Pour M. Le Drian, les armées sont « au seuil de l’acceptabilité sociale »

Le ministre de la Défense, Jean-Yves Le Drian, l’a dit et répété : la Loi de programmation militaire 2014-2019, qui prend en compte l’effort de redressement des comptes publics, calculée au plus juste, doit être respectée à l’euro et cela d’autant plus qu’elle repose sur plusieurs paris qui ne seront pas évidents à tenir, comme l’apport de recettes exceptionnelles (REX), par définition aléatoires, ou encore l’exportation de matériels emblématiques, comme le Rafale.

« Si une brique est absente, à ce moment-là, c’est l’ensemble de l’édifice qui tombe », avait-il affirmé, en octobre dernier, devant les commissions concernées de l’Assemblée nationale et du Sénat.

Aussi, la moindre coupe dans le budget de la Défense, quel que soit son niveau, ne serait pas sans conséquences sur les capacités de l’armée française à mener à bien les missions qui lui sont confiées. D’où le courrier adressé le 9 mai par M. Le Drian au Premier ministre, Manuel Valls, pour le mettre en garde contre cette tentation bien facile et dont le Figaro a publié des extraits.

Dans cette lettre, il n’est pas question du « plan secret » de 2 milliards d’euros d’économies par an, évoqué par le député (UMP) Xavier Bertrand le 11 mai dernier, mais de l’exercice 2014, au titre duquel on apprend que le ministère de la Défense aurait à consentir un nouvel effort de 355 millions d’euros. Or, explique M. Le Drian, cette « annulation » de crédits se « cumulerait avec celle opérée fin 2013, à hauteur de 720 millions d’euros », pour laquelle les budgets d’équipements ont été principalement ponctionnés.

Aussi, et après avoir rappelé les engagements des forces françaises notamment au Mali et en Centrafrique, ainsi que les efforts qu’elles ont déjà consentis (preuve qle leurs crédits n’avaient pas été aussi « sanctuarisés » que ça),  M. Le Drian a expliqué que « la Défense ne peut absorber une perte de crédits en 2014, ni sur sa masse salariale, ni sur ces crédits de fonctionnement » car ces derniers se situent déjà « au seuil de l’acceptabilité sociale ».

En outre, a-t-il poursuivi, les contraintes financières « impactent l’entraînement des armées, déjà inférieur aux normes internationales » alors que les crédits d’infrastructures sont déjà « sous-dotés », ce qui l’oblige à « faire étudier actuellement un plan pour les réhabilitations les plus impérieuses ».

Sur le plan des équipements, M. Le Drian a parlé de conséquences « très lourdes ». Pour « éviter une dette insoutenable », a évoqué le report à 2016 de programmes « symboliques » prévus en 2014 et 2015, ce qui correpondrait à « un total d’environ 7 milliards d’euros de commandes non passées », avec des « conséquences industrielles désastreuses » et « des suppressions de milliers d’emplois et des pertes de compétences » dans les industries de défense.

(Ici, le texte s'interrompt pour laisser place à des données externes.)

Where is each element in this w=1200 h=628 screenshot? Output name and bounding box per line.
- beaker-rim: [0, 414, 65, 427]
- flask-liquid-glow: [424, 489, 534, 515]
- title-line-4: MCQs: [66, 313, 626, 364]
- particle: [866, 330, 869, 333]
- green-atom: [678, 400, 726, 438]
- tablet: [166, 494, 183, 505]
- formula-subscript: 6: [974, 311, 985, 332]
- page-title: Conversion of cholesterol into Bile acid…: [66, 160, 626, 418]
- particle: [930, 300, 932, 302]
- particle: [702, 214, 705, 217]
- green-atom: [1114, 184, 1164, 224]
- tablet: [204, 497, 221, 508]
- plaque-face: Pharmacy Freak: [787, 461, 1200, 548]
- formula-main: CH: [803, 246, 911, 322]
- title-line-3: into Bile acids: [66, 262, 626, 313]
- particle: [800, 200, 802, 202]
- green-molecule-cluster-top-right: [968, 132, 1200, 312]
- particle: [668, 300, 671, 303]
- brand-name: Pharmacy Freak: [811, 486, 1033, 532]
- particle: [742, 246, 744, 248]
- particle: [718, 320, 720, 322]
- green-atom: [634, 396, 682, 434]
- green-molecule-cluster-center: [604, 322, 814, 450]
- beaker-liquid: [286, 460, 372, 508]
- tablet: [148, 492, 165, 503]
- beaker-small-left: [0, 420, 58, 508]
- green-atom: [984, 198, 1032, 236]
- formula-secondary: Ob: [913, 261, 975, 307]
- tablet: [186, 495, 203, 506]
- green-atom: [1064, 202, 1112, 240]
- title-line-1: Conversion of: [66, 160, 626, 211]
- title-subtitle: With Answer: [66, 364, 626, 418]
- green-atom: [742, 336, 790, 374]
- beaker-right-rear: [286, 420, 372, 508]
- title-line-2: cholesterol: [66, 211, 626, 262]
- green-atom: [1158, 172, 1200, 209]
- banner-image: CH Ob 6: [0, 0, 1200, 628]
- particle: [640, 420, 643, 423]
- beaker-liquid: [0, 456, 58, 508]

Quant aux capacités militaires, « l’armée de terre serait sous-équipée et rapidement dans l’incapacité de satisfaire les nouveaux contrats opérationnels », a fait valoir M. Le Drian. Et, dans le domaine du renseignement, il faudrait revoir à nouveau les ambitions à la baisse, avec une menace sur les drones MALE (Moyenne altitude longue endurance), le programme CERES (capacité de renseignement électromagnétique spatiale) ou encore les avions légers de surveillance. Même chose pour le renouvelement des avions ravitailleurs, sans lesquels la dissuasion aéroportée serait impossible, de même que les interventions à l’extérieur.

En un mot comme en cent, la moindre ponction sur le budget des armées conduirat à « revoir le modèle capacitaire de la LPM avec un impact majeur sur l’emploi industriel ». En clair, ce serait le déclassement stratégique de la France (avec tout ce que cela suppose en termes diplomatiques et économiques) que le ministre et les chefs d’état-major ne veulent pas assumer (ces derniers sont prêts à remettre collectivement leur démission).

Mais M. Le Drian n’a pas fait que dresser un tableau apocalyptique : il a également proposé des solutions, comme le lancement d’une nouvelle tranche du programme d’investissement avenir (PIA), déjà sollicité pour abonder le budget 2014 de la Défense au titre des recettes exceptionnelles, en l’adossant à « des cessions d’actifs de participations publiques ». Sera-t-il écouté? On aura la réponse le 11 juin prochain, à l’occasion de la présention du projet de loi de finance rectificative.